The most common usage for Badfish standalone tool was against single servers, which functionality doesn’t take much advantage of an asynchronous execution of multiple actions. Although we also managed to reduce the execution time for a single server action, the greatest benefit of this modifications will be reflected with its use against multiple servers. This is the case of QUADS which makes use of Badfish for most of it’s provisioning steps. Furthermore, with the introduction of the
--host-list argument, which takes a plain text file with a list of servers FQDNs, we can now appreciate significant improvements in execution time for actions to be committed against multiple servers at once.
One of the greatest pain points we managed to identify in the performance metrics of Badfish were the repeated HTTP get requests to the Redfish API. Some methods were requesting data from the same entry point that was returning the same data every time it was called. async_lru to the rescue.
With a simple decorator on the base method for all our Redfish API GET requests, now all the calls to this method which have the same parameters, in our case
uri, will now be executed only the first time it’s called, it’s results stored in the alru_cache, and any subsequent calls to pick up the response from this methods cache instead of sending yet another HTTP request to the server.
The logging conundrums
As we mentioned on our previous post, Asyncio is in charge of releasing the python execution lock from heavy I/O tasks and in this case the python logging library is not an asynchronous friendly component as it operates within the realms of I/O.
In comes the queue. Since Python 3.2, a new handler was introduced to the logging library, the QueueHandler class, which comes along with the QueueListener. This QueueListener is now in charge of starting its own thread to watch a queue and send records to the logging handlers it manages. On the other hand, the QueueHandler pushes records into the queue. This now makes the logging I/O entirely non-blocking.

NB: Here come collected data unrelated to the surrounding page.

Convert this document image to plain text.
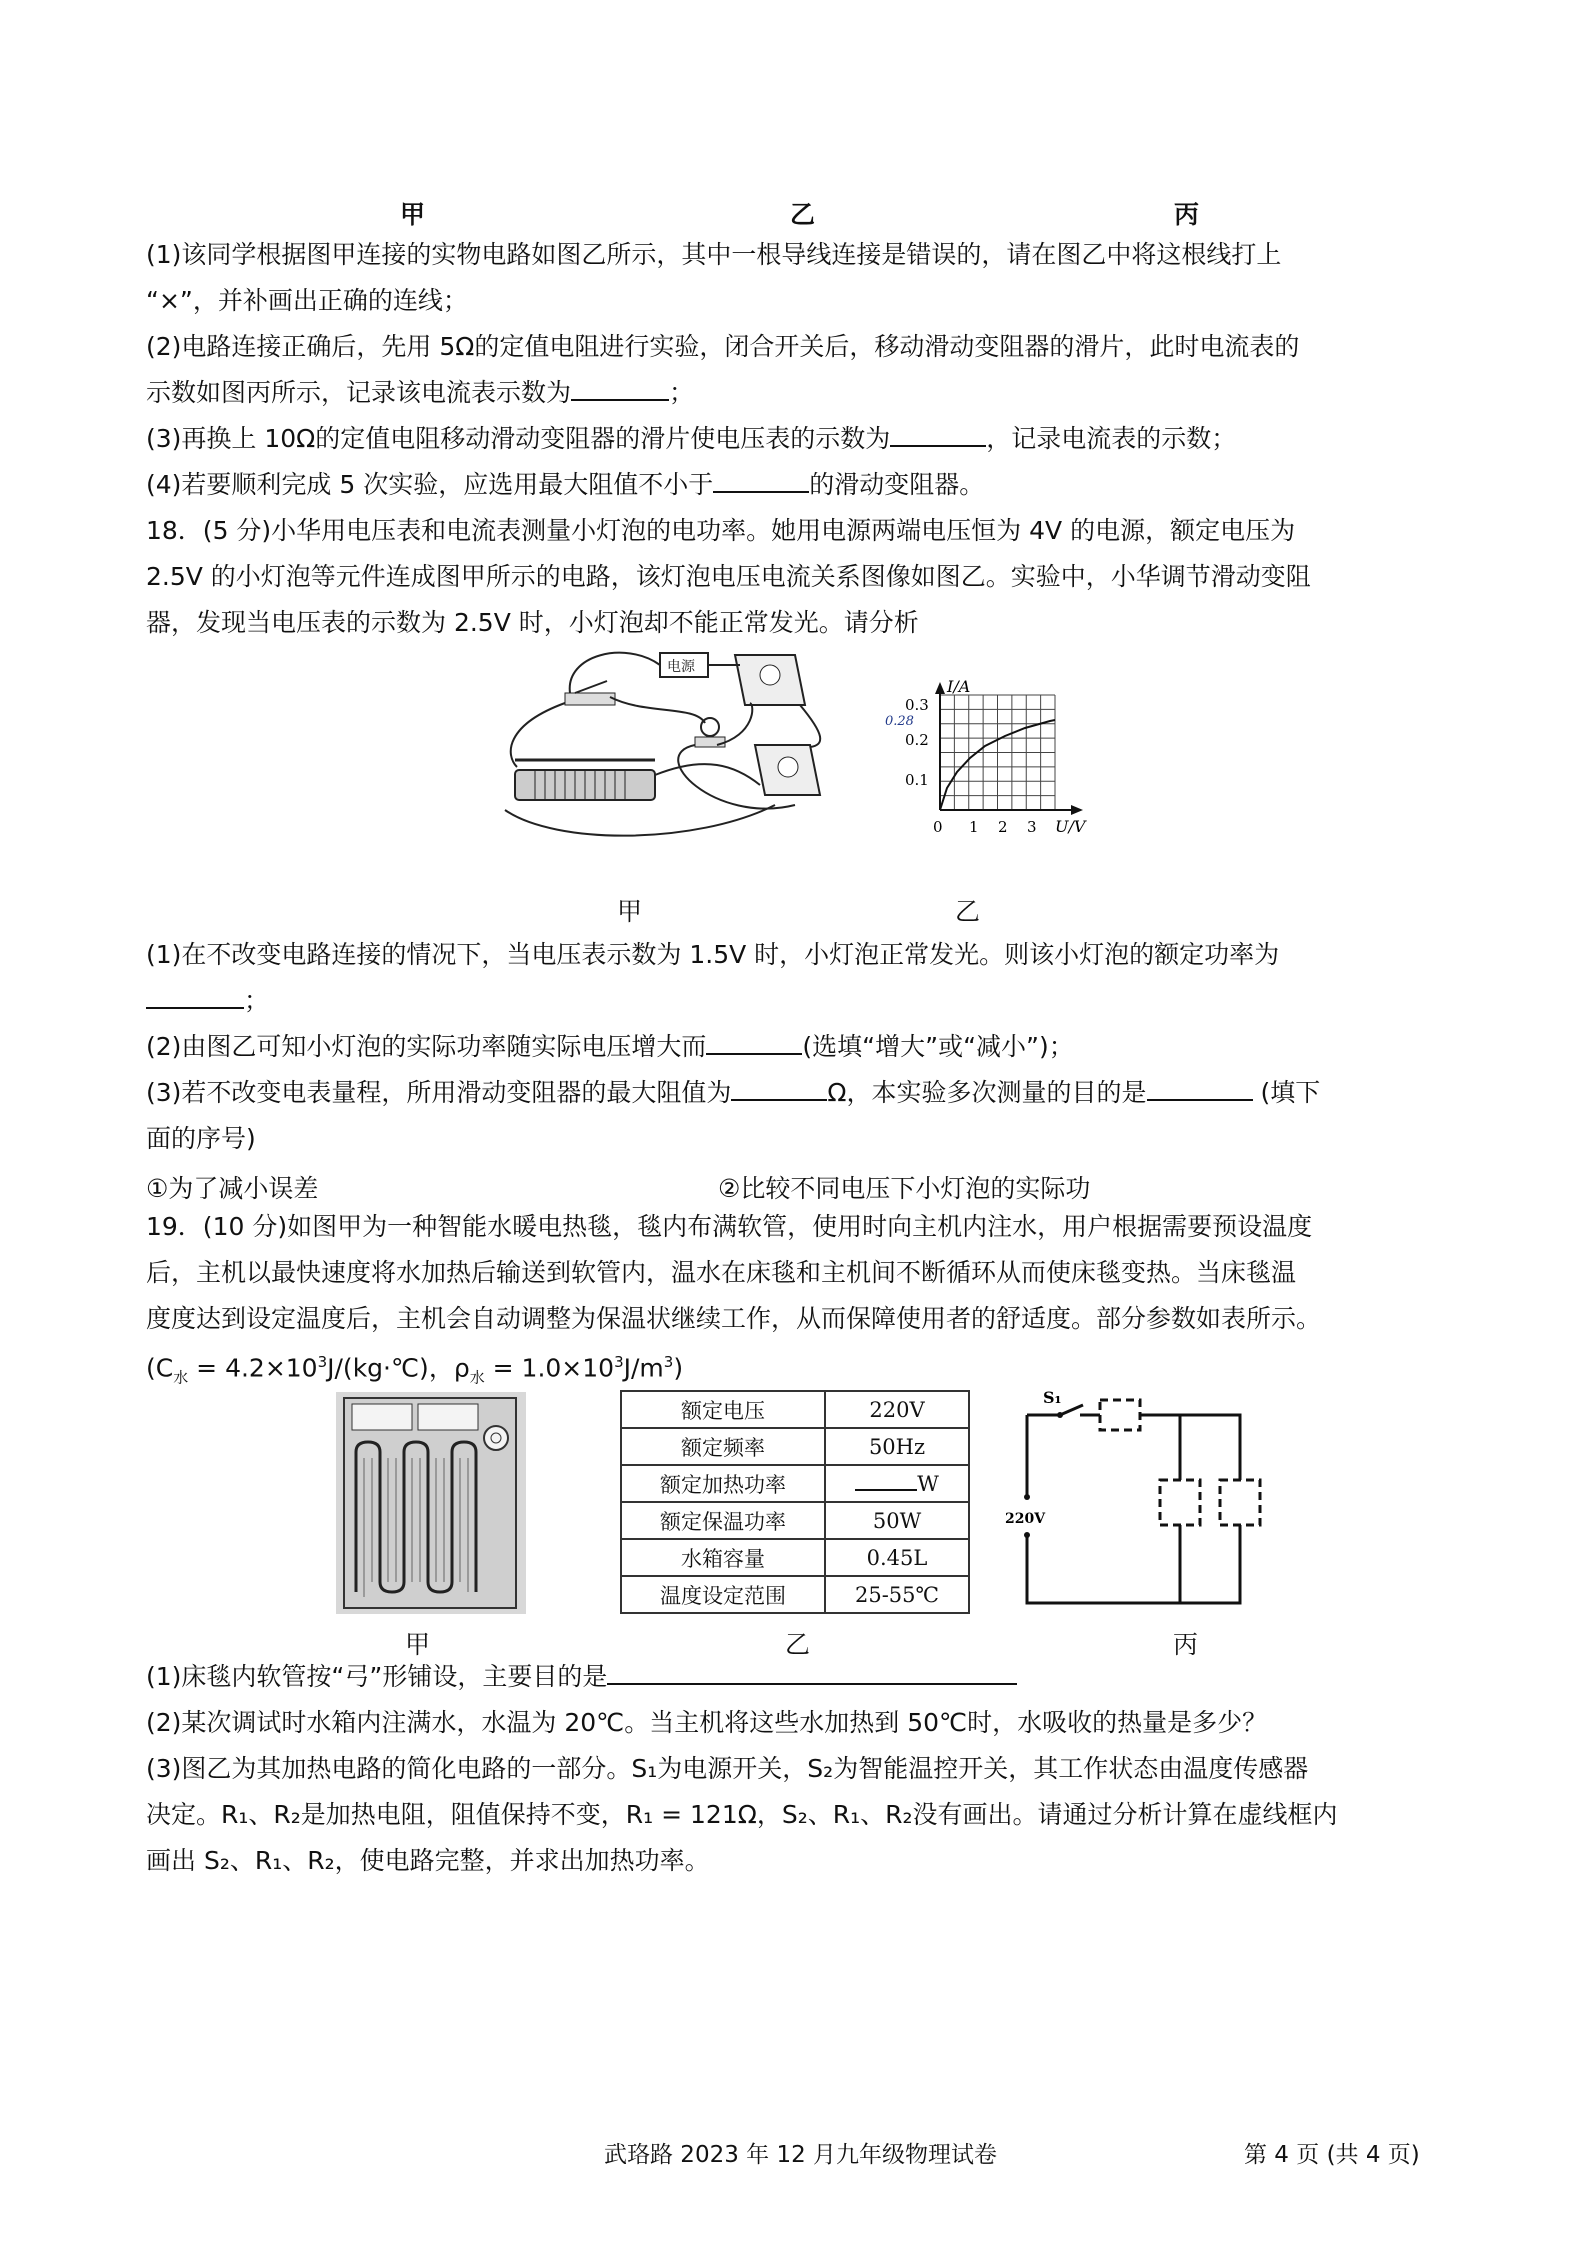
甲	乙	丙
(1)该同学根据图甲连接的实物电路如图乙所示，其中一根导线连接是错误的，请在图乙中将这根线打上
“×”，并补画出正确的连线；
(2)电路连接正确后，先用 5Ω的定值电阻进行实验，闭合开关后，移动滑动变阻器的滑片，此时电流表的
示数如图丙所示，记录该电流表示数为	；
(3)再换上 10Ω的定值电阻移动滑动变阻器的滑片使电压表的示数为	，记录电流表的示数；
(4)若要顺利完成 5 次实验，应选用最大阻值不小于	的滑动变阻器。
18．(5 分)小华用电压表和电流表测量小灯泡的电功率。她用电源两端电压恒为 4V 的电源，额定电压为
2.5V 的小灯泡等元件连成图甲所示的电路，该灯泡电压电流关系图像如图乙。实验中，小华调节滑动变阻
器，发现当电压表的示数为 2.5V 时，小灯泡却不能正常发光。请分析
电源
I/A
U/V
0 1 2 3
0.1
0.2
0.3
0.28
甲	乙
(1)在不改变电路连接的情况下，当电压表示数为 1.5V 时，小灯泡正常发光。则该小灯泡的额定功率为
；
(2)由图乙可知小灯泡的实际功率随实际电压增大而	(选填“增大”或“减小”)；
(3)若不改变电表量程，所用滑动变阻器的最大阻值为	Ω，本实验多次测量的目的是	(填下
面的序号)
①为了减小误差	②比较不同电压下小灯泡的实际功
19．(10 分)如图甲为一种智能水暖电热毯，毯内布满软管，使用时向主机内注水，用户根据需要预设温度
后，主机以最快速度将水加热后输送到软管内，温水在床毯和主机间不断循环从而使床毯变热。当床毯温
度度达到设定温度后，主机会自动调整为保温状继续工作，从而保障使用者的舒适度。部分参数如表所示。
($C_水$ = $4.2\times 10^3J/(kg\cdot℃)$，$\rho_水 = 1.0\times 10^3J/m^3$)
额定电压	220V
额定频率	50Hz
额定加热功率	W
额定保温功率	50W
水箱容量	0.45L
温度设定范围	25-55℃
S₁
220V
甲	乙	丙
(1)床毯内软管按“弓”形铺设，主要目的是
(2)某次调试时水箱内注满水，水温为 20℃。当主机将这些水加热到 50℃时，水吸收的热量是多少？
(3)图乙为其加热电路的简化电路的一部分。S₁为电源开关，S₂为智能温控开关，其工作状态由温度传感器
决定。R₁、R₂是加热电阻，阻值保持不变，R₁ = 121Ω，S₂、R₁、R₂没有画出。请通过分析计算在虚线框内
画出 S₂、R₁、R₂，使电路完整，并求出加热功率。
武珞路 2023 年 12 月九年级物理试卷	第 4 页 (共 4 页)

An issue we had to address now was making sense of the disordered output. With the now asynchronous execution of multiple actions on multiple servers, the output returned to the stdout comes out all scrambled. For a better readability of those, we have included a prefix tag to the log messages which indicates the hostname for which the action is being executed. Additionally, we have included a summary of all tasks with hostname and final status for the action at the completion of all tasks which reads SUCCESSFUL or FAILED accordingly. Note that the prefix hostname on the output logs will only be visible when running with
WARNING: The following graphs might be disturbing to some readers.

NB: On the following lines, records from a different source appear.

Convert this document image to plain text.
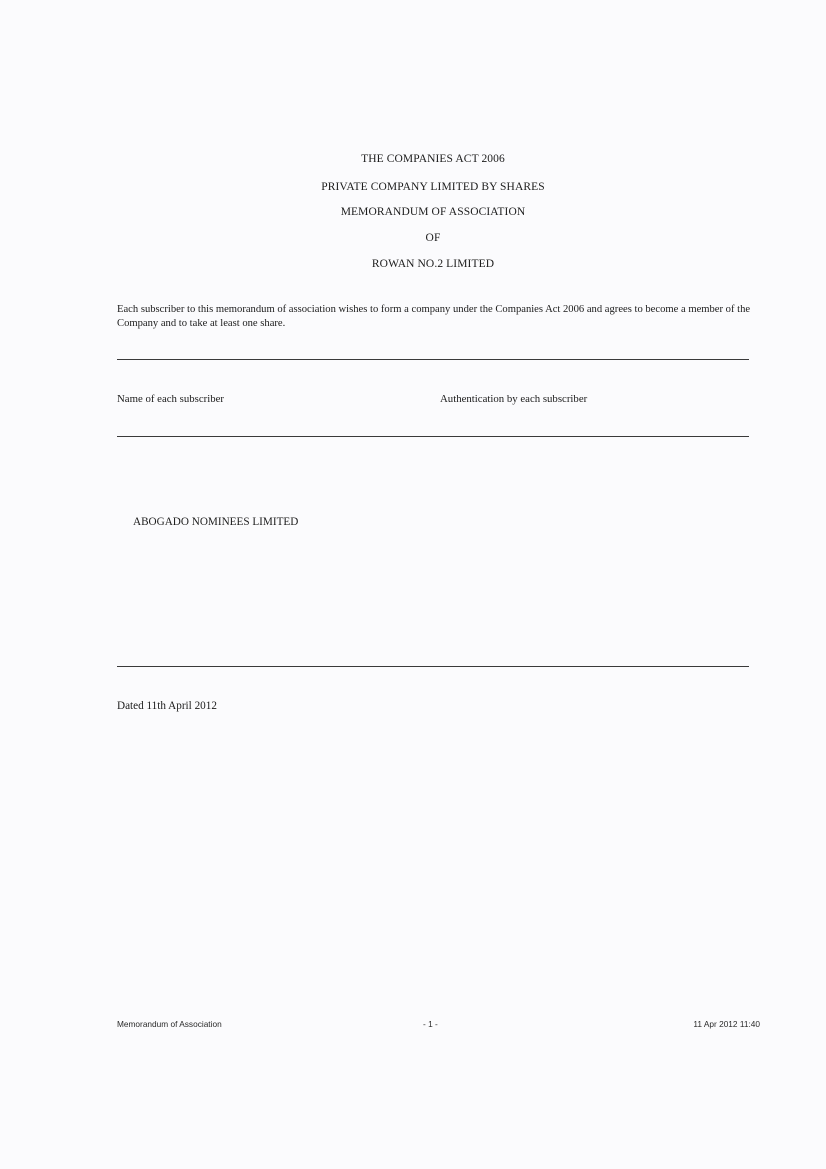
THE COMPANIES ACT 2006
PRIVATE COMPANY LIMITED BY SHARES
MEMORANDUM OF ASSOCIATION
OF
ROWAN NO.2 LIMITED
Each subscriber to this memorandum of association wishes to form a company under the Companies Act 2006 and agrees to become a member of the Company and to take at least one share.
Name of each subscriber	Authentication by each subscriber
ABOGADO NOMINEES LIMITED
Dated 11th April 2012
Memorandum of Association	- 1 -	11 Apr 2012 11:40
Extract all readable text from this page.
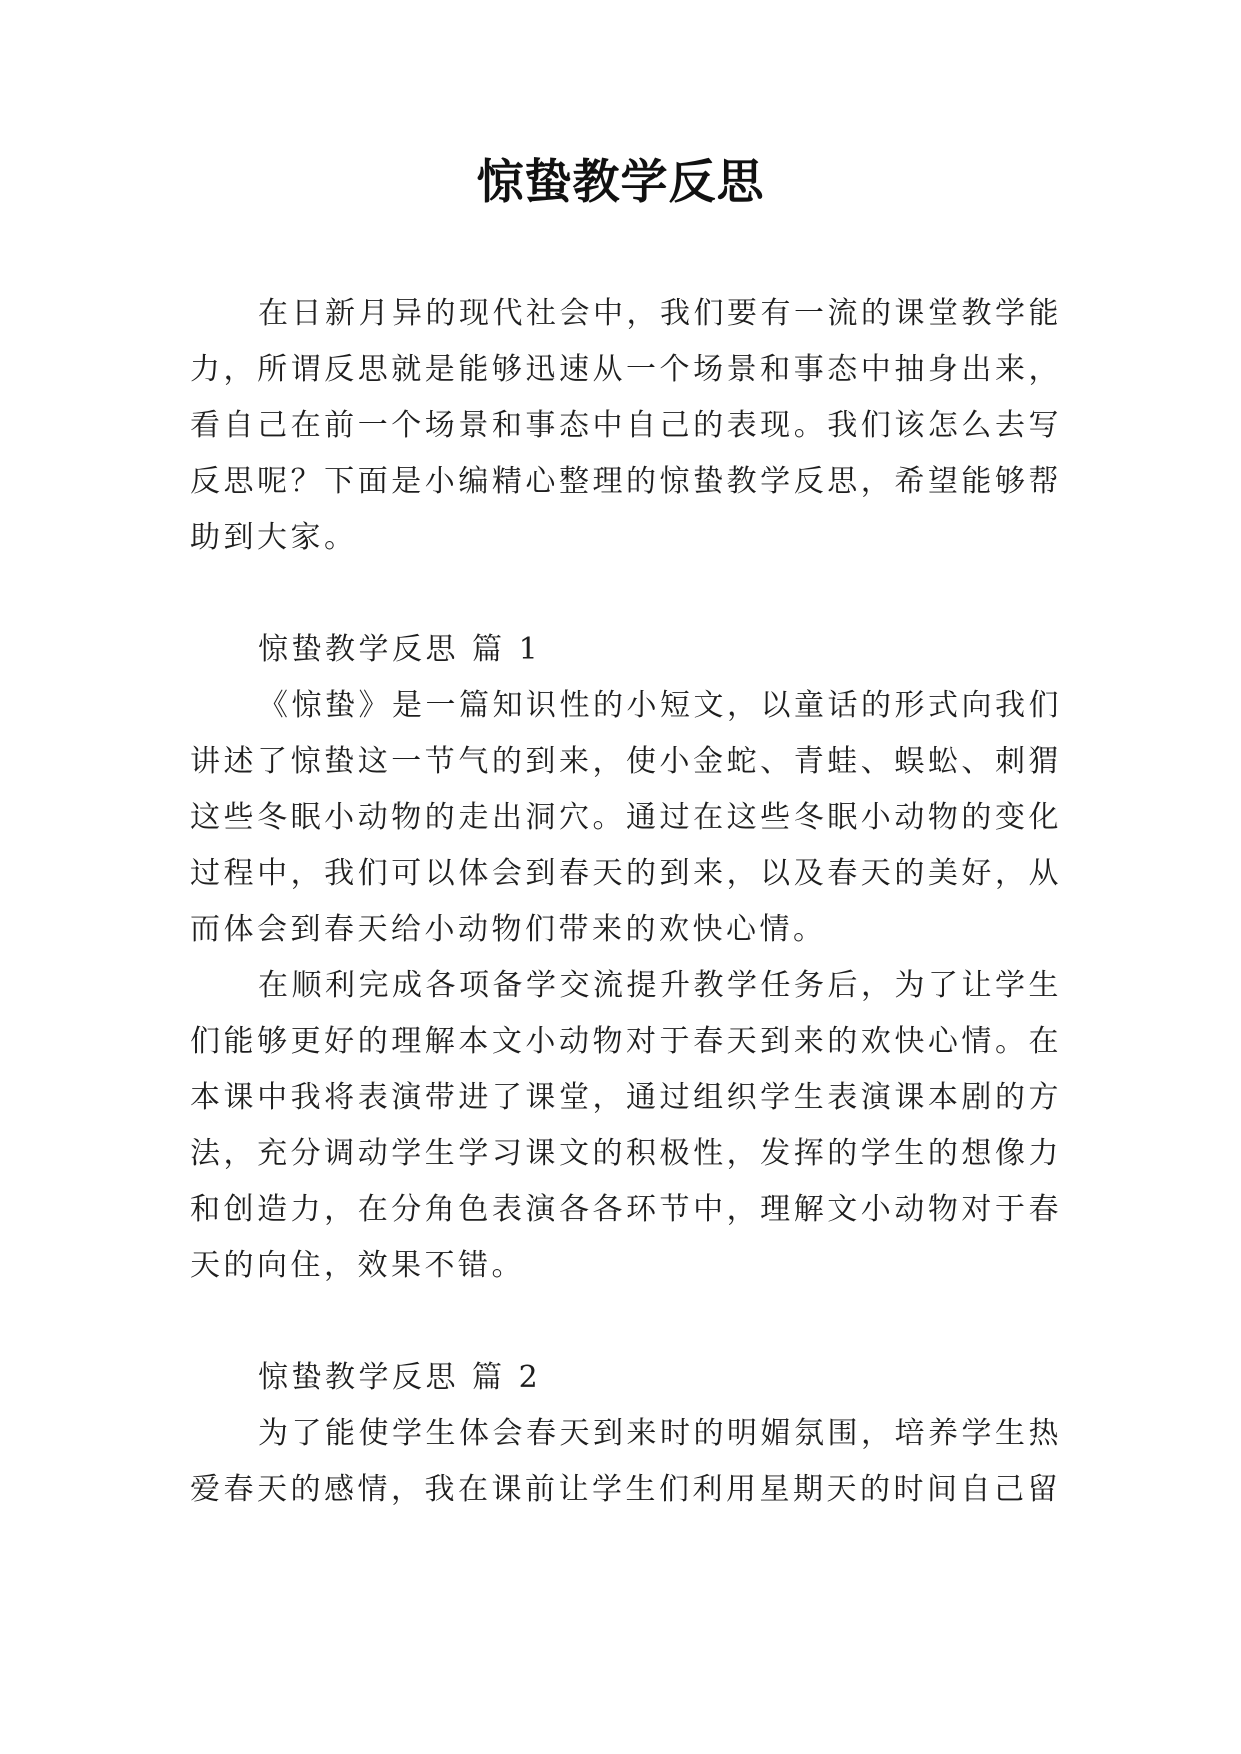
惊蛰教学反思

在日新月异的现代社会中，我们要有一流的课堂教学能力，所谓反思就是能够迅速从一个场景和事态中抽身出来，看自己在前一个场景和事态中自己的表现。我们该怎么去写反思呢？下面是小编精心整理的惊蛰教学反思，希望能够帮助到大家。

惊蛰教学反思 篇 1

《惊蛰》是一篇知识性的小短文，以童话的形式向我们讲述了惊蛰这一节气的到来，使小金蛇、青蛙、蜈蚣、刺猬这些冬眠小动物的走出洞穴。通过在这些冬眠小动物的变化过程中，我们可以体会到春天的到来，以及春天的美好，从而体会到春天给小动物们带来的欢快心情。

在顺利完成各项备学交流提升教学任务后，为了让学生们能够更好的理解本文小动物对于春天到来的欢快心情。在本课中我将表演带进了课堂，通过组织学生表演课本剧的方法，充分调动学生学习课文的积极性，发挥的学生的想像力和创造力，在分角色表演各各环节中，理解文小动物对于春天的向住，效果不错。

惊蛰教学反思 篇 2

为了能使学生体会春天到来时的明媚氛围，培养学生热爱春天的感情，我在课前让学生们利用星期天的时间自己留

Taking into consideration the aforementioned improvements and the previous lack of those, the performance results we got are outstanding.
These results illustrated here show a magnificent improvement in our execution time against multiple servers. It’s also worth to mention the performance improvement for a single node which is mostly benefiting from the alru_cache and some additional re-factoring.
The future of Badfish
Along with these changes we also included the use of setuptools for the independence of Badifsh, which can now be installed via the setup.py script. In the future we would like the Badfish code to be completely removed from inside the QUADS code base and for it to be brought by as an external library dependency to be imported as either an RPM or a PyPI package. We expect with these changes to encourage other projects to integrate Badfish into their code base as a handy tool, verified and tested, for wrangling an heterogeneous set of servers.